Le ministre de l’Industrie et des mines, Jean-Claude Brou, a réceptionné mercredi 1er Juin 2016, l’étude d’occupation des parcelles de la zone industrielle de Yopougon, à l’ouest d’Abidjan en vue d’une utilisation optimale des terrains industriels.

Financée en partie par le Secteur Privé (Confédération Générale des Entreprises de Côte d’Ivoire et Chambre de Commerce et d’Industrie Libanaise en Côte d’Ivoire) et réalisée par le Bureau d’études techniques et de développement (BNETD) cette étude démarrée, le 15 juin 2015, sous l’égide de l’Agence de gestion et de développement des infrastructures industrielles (AGEDI) a pour objectif principal de mettre à la disposition du ministère, des informations exhaustives et fiables sur l’état de l’occupation des sols de la zone industrielle de la commune.
Elle a permis de créer une Base de Données couplée à un Système d’Informations Géographiques des occupants de la Zone Industrielle de Yopougon, comme outils d’aide à la décision pour faire face aux problématiques des zones industrielles existantes, notamment :

  • l’indisponibilité des terrains industriels liés à une forte spéculation foncière(sous-locations, occupations d’espaces plus importants que les besoins de l’activité, sites occupés sans activités...);
  • la méconnaissance et le déficit de données sur les occupants des zones industrielles (données socio-économiques et financières, respect des normes de sécurité-incendie);
  • la présence d’habitations

Il ressort de cette étude que le taux d’occupation de la zone industrielle de Yopougon, à l’ouest d’Abidjan est de 72%, soit 406/645 hectares.
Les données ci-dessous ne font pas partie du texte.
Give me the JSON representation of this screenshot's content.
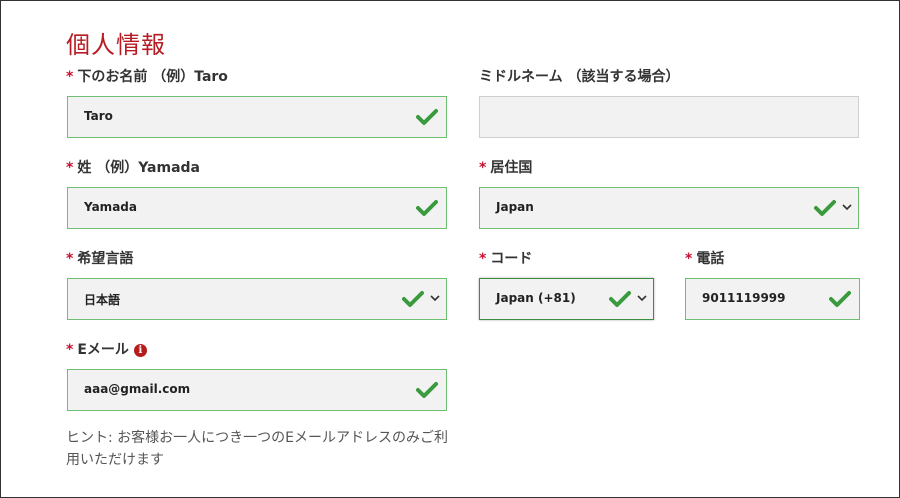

Elle révèle la présence de 316 occupants sur le site dont 264 entreprises en activité, 41 en cessation d’activité, et trois en construction. Elle indique également que 54% des entreprises exerçant dans cette zone ont des documents réglementaires, 20% d’entre elles possèdent un bail emphytéotique et 34% un arrêté de concession définitive.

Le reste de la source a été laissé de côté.